A 1D tensor containing the unicode codepoints that should be encoded.
|
input_splits
|
A Tensor . Must be one of the following types: int32 , int64 .
A 1D tensor specifying how the unicode codepoints should be split into strings.
In particular, output[i] is constructed by encoding the codepoints in the
slice input_values[input_splits[i]:input_splits[i+1]] .
|
output_encoding
|
A string from: "UTF-8", "UTF-16-BE", "UTF-32-BE" .
Unicode encoding of the output strings. Valid encodings are: "UTF-8",
"UTF-16-BE", and "UTF-32-BE" .
|
errors
|
An optional string from: "ignore", "replace", "strict" . Defaults to "replace" .
Error handling policy when there is invalid formatting found in the input.

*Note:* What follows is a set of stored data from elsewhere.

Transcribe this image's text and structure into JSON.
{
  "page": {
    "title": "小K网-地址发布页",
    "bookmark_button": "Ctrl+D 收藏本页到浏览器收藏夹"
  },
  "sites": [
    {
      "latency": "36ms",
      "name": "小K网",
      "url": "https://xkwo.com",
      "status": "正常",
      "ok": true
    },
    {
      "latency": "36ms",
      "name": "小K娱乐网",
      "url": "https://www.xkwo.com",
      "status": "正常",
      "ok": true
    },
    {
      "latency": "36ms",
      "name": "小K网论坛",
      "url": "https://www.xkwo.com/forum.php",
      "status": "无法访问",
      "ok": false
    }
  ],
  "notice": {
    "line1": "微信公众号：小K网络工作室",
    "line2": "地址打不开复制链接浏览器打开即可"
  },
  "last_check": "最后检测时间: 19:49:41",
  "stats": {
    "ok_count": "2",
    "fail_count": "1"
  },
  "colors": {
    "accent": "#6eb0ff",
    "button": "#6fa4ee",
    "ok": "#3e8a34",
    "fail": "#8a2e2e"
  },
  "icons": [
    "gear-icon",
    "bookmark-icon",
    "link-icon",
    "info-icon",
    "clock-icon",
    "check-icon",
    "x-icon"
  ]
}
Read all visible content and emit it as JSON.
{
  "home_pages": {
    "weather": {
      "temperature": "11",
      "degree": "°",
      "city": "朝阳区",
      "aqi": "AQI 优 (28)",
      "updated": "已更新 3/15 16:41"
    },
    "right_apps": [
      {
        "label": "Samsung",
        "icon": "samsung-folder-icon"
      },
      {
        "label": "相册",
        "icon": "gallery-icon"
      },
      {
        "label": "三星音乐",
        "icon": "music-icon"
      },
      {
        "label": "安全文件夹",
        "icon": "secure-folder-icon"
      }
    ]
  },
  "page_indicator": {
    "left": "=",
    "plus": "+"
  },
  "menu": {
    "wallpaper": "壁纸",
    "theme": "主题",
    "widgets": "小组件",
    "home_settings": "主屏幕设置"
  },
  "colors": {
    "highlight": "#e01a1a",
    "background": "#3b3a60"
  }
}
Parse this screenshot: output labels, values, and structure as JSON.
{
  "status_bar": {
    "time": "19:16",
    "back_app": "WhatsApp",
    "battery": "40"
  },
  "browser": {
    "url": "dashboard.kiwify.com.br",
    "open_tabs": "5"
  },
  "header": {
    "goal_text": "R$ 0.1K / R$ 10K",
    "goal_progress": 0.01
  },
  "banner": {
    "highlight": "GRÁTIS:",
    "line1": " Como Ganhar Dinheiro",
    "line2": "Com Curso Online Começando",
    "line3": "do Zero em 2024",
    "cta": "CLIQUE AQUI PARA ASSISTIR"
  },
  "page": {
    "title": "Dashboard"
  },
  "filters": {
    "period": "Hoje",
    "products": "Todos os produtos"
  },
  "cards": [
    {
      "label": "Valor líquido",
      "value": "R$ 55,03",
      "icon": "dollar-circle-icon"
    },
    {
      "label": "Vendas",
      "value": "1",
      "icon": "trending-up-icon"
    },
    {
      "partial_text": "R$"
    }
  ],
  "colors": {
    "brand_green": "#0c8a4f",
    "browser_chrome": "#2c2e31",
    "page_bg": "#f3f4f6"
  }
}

The value of 'strict' will cause the operation to produce a InvalidArgument
error on any invalid input formatting. A value of 'replace' (the default) will
cause the operation to replace any invalid formatting in the input with the
replacement_char codepoint. A value of 'ignore' will cause the operation to
skip any invalid formatting in the input and produce no corresponding output
character.
|
replacement_char
|
An optional int . Defaults to 65533 .
The replacement character codepoint to be used in place of any invalid
formatting in the input when errors='replace' . Any valid unicode codepoint may
be used. The default value is the default unicode replacement character is
0xFFFD (U+65533).
|
name
|
A name for the operation (optional).
|
Returns |
A Tensor of type string .
|